Five Fun Facts about the Kentucky Cardinal

Happy National Bird Day, y'all! Now, that's not much of a holiday, but it does seem like a good time to celebrate Kentucky's state bird, the Cardinal.  

Here are a few fun facts about the Cardinal.

1. Cardinals have a distinctive color.

Everyone knows that the males are red, while the females are a brownish-grey.
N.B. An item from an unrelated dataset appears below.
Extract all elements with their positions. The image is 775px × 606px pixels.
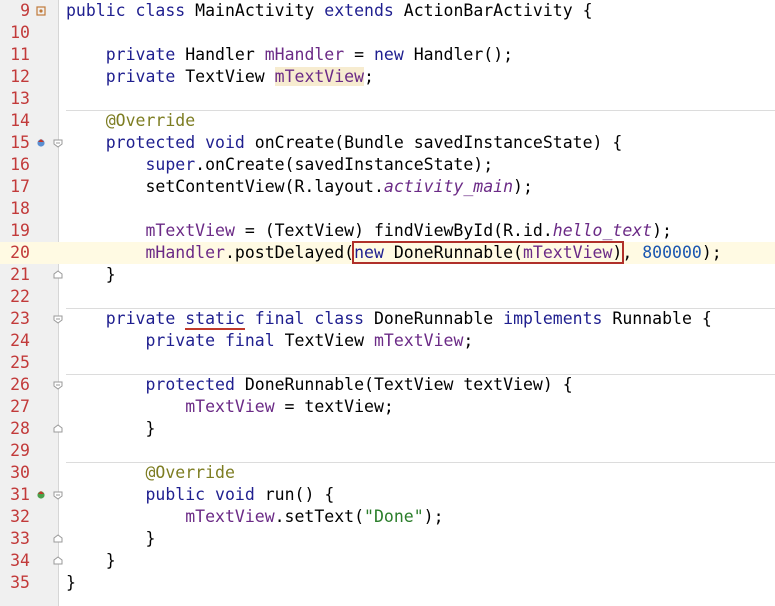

In a very rare mutation called bilateral gynandromorphism, a bird presents the plumage of both sexes.

2. Their name derives from a clergyman's hat.

Cardinals were so named because the male's red crest resembles the mitre (headdress) of a Catholic Cardinal.

Common Cardinal Grosbeak, by John James Audubon.

3. They are grosbeaks, which means they have large, seed-eating beaks.

Only here in Louisville do they have teeth.

4. The Cardinal became the Kentucky State Bird in 1926.

A Senate resolution was passed on February 26, 1926; the House of Representatives concurred. 

5. A Kentucky Cardinal, published in 1894, was an important story by James Lane Allen, Kentucky's "First Important Novelist."

The Lexington-born, Transylvania-educated James Lane Allen contributed to Harper's Magazine and the Atlantic Monthly. Like many Southern writers of his era, Allen's writing meant to mimic the local vernacular. A Kentucky Cardinal dealt with metaphors of bird species for human traits and referenced great naturalists from Audubon to Thoreau to Transylvania's own Constantine Rafinesque.